PRODUCTS AND SERVICES
2: CUSTOM ANTIBODY PRODUCTION
2.8 Complete de novo sequencing of mAB
The service for the complete de novo sequencing of mAb and other proteins offered by Gemini Bio is based on a proprietary protein sequencing technology that we developed over many years. We guarantee a result with a 100% sequencing coverage of the entire mAb molecules, a better than 99.5% accuracy and distinct assignment of Leu/Ile residues.
We also offer an optional confirmation service to confirm the accuracy of the variable regions of the sequenced mAb. In this validation process, we express HV and LV region O in E. coli, and use LC/MS/MS peptide mapping to compare each variable region peptide from original and expressed proteins. We guarantee a 100% correctness of the mAb sequence after this confirmation process. Since we use E. coli as the expression host, the confirmation process is often much faster and lower cost than mammalian host expression. Since the sequence confirmation is based on MS and MS/MS of each peptide instead of ELISA assay, the sequence fidelity is much higher.

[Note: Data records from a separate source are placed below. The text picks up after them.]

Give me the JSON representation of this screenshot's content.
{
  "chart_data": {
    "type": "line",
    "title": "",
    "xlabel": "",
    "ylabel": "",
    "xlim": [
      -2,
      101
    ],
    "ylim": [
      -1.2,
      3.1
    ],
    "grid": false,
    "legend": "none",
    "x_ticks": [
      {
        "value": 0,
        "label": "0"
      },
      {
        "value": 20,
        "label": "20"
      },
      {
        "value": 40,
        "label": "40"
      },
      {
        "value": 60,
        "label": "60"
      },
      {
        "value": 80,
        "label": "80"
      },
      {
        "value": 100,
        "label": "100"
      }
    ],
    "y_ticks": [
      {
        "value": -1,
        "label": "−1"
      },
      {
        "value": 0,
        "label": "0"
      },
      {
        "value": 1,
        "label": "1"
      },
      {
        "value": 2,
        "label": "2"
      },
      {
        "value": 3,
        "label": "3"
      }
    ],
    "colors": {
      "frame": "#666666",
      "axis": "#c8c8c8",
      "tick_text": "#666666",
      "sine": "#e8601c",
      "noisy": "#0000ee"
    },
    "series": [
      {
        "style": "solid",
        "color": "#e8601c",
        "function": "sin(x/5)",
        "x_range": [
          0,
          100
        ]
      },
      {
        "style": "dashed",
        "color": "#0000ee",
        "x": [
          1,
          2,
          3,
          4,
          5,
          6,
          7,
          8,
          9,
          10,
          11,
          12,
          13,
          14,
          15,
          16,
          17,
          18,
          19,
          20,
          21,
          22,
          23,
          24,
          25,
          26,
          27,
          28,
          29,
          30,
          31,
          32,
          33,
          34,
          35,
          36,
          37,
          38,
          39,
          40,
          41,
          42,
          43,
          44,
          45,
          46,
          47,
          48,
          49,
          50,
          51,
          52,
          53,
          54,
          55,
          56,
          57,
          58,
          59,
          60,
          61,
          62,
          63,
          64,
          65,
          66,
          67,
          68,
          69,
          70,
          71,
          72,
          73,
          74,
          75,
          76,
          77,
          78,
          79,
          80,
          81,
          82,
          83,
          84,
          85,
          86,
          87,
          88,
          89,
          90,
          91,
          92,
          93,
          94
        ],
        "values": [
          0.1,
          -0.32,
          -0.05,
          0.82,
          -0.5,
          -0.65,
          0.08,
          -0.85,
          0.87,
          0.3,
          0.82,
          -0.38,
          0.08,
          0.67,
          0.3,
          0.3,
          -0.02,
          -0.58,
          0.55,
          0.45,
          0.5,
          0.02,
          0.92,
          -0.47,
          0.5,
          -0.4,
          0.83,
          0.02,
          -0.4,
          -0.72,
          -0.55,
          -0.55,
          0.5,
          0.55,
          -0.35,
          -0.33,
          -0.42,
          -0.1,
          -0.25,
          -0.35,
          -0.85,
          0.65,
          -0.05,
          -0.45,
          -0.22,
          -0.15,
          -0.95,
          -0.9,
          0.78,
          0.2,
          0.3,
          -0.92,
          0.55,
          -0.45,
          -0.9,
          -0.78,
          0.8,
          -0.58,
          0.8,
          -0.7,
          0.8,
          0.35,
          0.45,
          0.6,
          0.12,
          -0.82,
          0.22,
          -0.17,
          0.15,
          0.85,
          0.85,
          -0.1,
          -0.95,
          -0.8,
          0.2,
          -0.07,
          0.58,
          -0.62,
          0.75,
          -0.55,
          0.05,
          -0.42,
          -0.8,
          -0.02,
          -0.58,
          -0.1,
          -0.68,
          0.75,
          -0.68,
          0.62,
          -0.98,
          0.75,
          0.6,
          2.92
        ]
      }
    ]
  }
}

The complete mAb de novo sequencing is often a very complex process, involving more than ten different proteolytic digestions, several steps of chemical derivatizations, NanoLC-ESI-MS/MS data acquisition, bioinformatics analysis with more than a dozen proprietary softwares, the manual spectra assignment, etc. In general the process contains the following steps:
Proteolytic digestion and chemical derivatization.
LCMS data acquisition.
Database search and peptide de novo sequencing.
Draft sequencing assembling.
Sequence gap filling.
Sequence error screening.
Our mAb de novo sequencing technology can also be applied to other proteins. However, changes in the process are often required based on the nature of the protein.
Sample requirement: Since more than ten different proteolytic reactions are carried out in the sequencing process, we prefer to have > 1mg mAb protein for each project, although ~500ug mAb sample is acceptable. A better than 90% purity is required. The main concern about the quality of a sample is immunoglobin contamination since there is no easy way to separate contaminating antibodies from the mAb of interest and it is not easy to determine if a peptide is from a contaminating protein or from the mAb of interest. The major source of such contamination is the foetal calf serum in cell culture media.
It often takes about four weeks to sequence one mAb sample.